African Reformation provides an overview of African initiated churches (AICs) in different parts of Sub-Saharan Africa, examining the reasons for the emergence and growth of churches that have resulted from the interaction between Christianity and African pre-Chrisitan religions. It describes the characteristics of different types of churches and the lessons they teach the universal church. Concise histories, teachings, beliefs, and practices of representative churches in different African countries and their significance for world Christianity are examined. Different kinds of AICs are discussed, from the earliest "Ethiopian" and "African" churches that emerged at the end of the nineteenth century to the later, more prolific"prophet-healing" and "spiritual" churches, the main focus, and the most recent "new Pentecostal" or "Charismatic" churches have have developed since 1970. The reasons for the emergence, development and growth of AICs in the twentieth century is considered. Much of the book is historical, discussing the ancient Ethiopian church, Kimpa Vita (Dona Beatrice) and the birth of the AIC movement in the Kongo Kingdom, and early movements in West Africa and South Africa at the end of the nineteenth century. 

The AICs in different regions are then discussed, such as the fascinating story of the Liberian prophet William Wade Harris and the Harrist movement that emerged from his remarkable ministry, as well as their influence on AICs throughout West Africa, the rise of 
spiritual churches" in Ghana, and "Aladura" (praying) churches in Nigeria. Parallel developments in AICs south of the Zambezi, with particular focus on Zimbabwe and South Africa, are then treated, where the greatest proliferation of AICs in the continent is to be found, especially the Zionist and Apostolic movements in Southern Africa and the more unusual Zulu movement of Isaiah Shembe, the Nazareth Baptist Church or "amaNazaretha." The focus shifts to the area from the Congo Basin to the Zambezi, with the moving story of Simon Kimbangu and Kimbanguism in the Congo, the rise of Ngunzism, and the tragic episode of Alice Lenshina and the Lumpa movement in Zambia. In East Africa and particularly in Kenya, AICs have proliferated. Some of the particular churches unique to that region are discussed. The more recent development of the "new Pentecostals" that have arisen in different parts of the continent in the last three decades of the twentieth century are discussed, along with the rapidly growing independent Pentecostal of Charismatic churches and the challenges these present to the church in Africa today.

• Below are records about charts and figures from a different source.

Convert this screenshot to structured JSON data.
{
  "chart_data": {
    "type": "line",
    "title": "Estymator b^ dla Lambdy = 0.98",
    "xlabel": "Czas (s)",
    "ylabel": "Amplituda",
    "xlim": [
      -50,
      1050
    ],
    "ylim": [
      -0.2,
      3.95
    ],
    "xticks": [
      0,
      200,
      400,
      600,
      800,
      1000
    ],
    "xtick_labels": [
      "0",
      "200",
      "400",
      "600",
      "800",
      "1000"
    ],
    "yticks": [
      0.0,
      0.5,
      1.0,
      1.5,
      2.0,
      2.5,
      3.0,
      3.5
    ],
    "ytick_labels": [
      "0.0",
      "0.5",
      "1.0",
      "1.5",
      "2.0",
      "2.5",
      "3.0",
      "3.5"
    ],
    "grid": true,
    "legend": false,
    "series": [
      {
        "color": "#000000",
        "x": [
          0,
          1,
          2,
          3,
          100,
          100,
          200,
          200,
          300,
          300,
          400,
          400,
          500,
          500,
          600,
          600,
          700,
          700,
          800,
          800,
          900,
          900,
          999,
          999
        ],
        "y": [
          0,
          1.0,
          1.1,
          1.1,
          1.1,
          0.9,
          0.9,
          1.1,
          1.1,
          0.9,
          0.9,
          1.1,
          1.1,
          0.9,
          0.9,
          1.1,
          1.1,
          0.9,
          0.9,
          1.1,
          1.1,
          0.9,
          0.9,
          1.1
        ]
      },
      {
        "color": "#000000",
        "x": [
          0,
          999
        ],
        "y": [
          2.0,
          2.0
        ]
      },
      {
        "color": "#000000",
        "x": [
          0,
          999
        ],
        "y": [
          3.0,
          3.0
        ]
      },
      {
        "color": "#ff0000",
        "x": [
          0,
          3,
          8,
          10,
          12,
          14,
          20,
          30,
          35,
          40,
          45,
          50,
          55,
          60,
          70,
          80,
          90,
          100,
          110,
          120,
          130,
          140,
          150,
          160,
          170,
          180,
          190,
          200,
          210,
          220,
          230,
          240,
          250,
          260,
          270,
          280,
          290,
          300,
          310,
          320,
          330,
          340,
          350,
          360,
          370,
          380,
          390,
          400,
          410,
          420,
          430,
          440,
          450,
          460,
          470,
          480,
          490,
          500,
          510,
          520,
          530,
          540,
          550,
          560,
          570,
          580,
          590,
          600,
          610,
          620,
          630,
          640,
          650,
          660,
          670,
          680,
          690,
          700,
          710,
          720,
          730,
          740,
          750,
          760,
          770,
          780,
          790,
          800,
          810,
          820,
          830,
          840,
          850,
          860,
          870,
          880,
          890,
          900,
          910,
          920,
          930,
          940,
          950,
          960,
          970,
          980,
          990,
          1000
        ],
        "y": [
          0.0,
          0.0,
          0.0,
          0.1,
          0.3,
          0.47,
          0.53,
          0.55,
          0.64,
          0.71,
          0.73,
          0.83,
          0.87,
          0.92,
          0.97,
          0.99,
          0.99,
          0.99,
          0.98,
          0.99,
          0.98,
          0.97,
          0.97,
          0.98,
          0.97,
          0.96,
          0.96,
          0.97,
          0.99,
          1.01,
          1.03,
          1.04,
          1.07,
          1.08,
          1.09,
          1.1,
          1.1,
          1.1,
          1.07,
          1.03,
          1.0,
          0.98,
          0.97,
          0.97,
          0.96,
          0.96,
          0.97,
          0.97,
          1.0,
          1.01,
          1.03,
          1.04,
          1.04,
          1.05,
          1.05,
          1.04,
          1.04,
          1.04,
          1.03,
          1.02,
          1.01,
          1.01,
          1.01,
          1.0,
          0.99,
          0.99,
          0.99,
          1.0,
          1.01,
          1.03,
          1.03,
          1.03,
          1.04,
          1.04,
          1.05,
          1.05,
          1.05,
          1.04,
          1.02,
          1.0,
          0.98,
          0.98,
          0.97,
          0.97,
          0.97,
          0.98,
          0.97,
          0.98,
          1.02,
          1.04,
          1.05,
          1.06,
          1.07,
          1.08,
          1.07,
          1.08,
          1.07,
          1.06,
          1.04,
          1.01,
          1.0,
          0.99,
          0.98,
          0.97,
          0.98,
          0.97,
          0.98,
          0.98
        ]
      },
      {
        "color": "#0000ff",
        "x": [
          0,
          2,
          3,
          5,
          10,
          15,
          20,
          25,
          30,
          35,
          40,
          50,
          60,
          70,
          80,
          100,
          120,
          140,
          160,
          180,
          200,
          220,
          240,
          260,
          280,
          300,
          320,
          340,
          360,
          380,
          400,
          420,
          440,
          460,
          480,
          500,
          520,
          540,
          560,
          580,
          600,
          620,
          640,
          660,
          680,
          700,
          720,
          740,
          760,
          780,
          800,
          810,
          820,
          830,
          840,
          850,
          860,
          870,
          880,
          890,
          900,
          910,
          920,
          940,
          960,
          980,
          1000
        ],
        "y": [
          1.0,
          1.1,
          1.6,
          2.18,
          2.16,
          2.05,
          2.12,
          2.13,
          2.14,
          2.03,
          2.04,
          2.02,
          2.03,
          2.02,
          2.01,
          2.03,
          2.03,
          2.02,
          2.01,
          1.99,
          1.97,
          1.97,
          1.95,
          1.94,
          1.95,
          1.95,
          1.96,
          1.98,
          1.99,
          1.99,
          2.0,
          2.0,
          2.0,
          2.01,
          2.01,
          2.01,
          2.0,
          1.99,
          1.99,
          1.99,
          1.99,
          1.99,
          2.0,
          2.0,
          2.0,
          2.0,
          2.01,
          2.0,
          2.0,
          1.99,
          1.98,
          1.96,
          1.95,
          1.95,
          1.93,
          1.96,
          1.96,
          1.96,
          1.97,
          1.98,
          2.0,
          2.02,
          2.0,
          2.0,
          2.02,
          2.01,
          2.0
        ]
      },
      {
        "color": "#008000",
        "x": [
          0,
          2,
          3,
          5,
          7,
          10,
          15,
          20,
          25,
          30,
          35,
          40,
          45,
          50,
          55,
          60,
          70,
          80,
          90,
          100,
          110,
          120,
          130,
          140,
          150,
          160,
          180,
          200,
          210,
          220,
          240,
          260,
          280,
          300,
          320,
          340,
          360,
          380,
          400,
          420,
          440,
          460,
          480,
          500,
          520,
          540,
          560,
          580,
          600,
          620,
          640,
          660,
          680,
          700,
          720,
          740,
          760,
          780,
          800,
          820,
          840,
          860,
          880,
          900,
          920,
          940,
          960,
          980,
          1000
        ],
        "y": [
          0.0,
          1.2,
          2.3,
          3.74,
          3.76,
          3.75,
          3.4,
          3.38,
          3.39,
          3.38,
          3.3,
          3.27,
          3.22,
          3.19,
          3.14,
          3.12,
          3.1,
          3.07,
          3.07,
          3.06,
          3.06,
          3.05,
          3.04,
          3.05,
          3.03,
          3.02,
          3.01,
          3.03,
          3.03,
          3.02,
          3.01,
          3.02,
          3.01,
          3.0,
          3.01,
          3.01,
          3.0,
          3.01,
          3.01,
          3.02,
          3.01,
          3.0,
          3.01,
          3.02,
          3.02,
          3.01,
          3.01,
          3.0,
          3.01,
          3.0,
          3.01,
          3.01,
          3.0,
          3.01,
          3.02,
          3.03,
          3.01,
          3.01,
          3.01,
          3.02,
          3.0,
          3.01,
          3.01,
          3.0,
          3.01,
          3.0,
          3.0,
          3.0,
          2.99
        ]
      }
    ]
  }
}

The significance of these specific churches for the mission and theology of the church in Africa is considered, including the churches' innovative adaptations and their attitudes towards older African religious beliefs, their contribution to an "enacted" and contextualized African theology, and finally, the reforming initiatives of AICs and their challenges to the universal church. This contribution is so far-reaching that Anderson considers this to be a reformation of at least the magnitude of the Protestant Reformation in Europe, and one may be excused for concluding that this was perhaps a more profound Reformation than the European one ever was. 

ABOUT THE AUTHOR

Allen Anderson is a South African, an 'insider' and prolific writer on African initiated Christianity, particularly in its Pentecostal forms. He has written numerous articles and five books on the subject, including Moya: The Holy Spirit in an African Context (1991), and Zion and Pentecost (2000). He was formerly principal of Tshwane Theological College in South Africa, and researcher at the University of South Africa (1988-1995), from where he gained his doctorate in 1992. Since 1995 he has been director of the Research Unit for New Religions and Churches in the School of Historical Studies, University of Birmingham, England.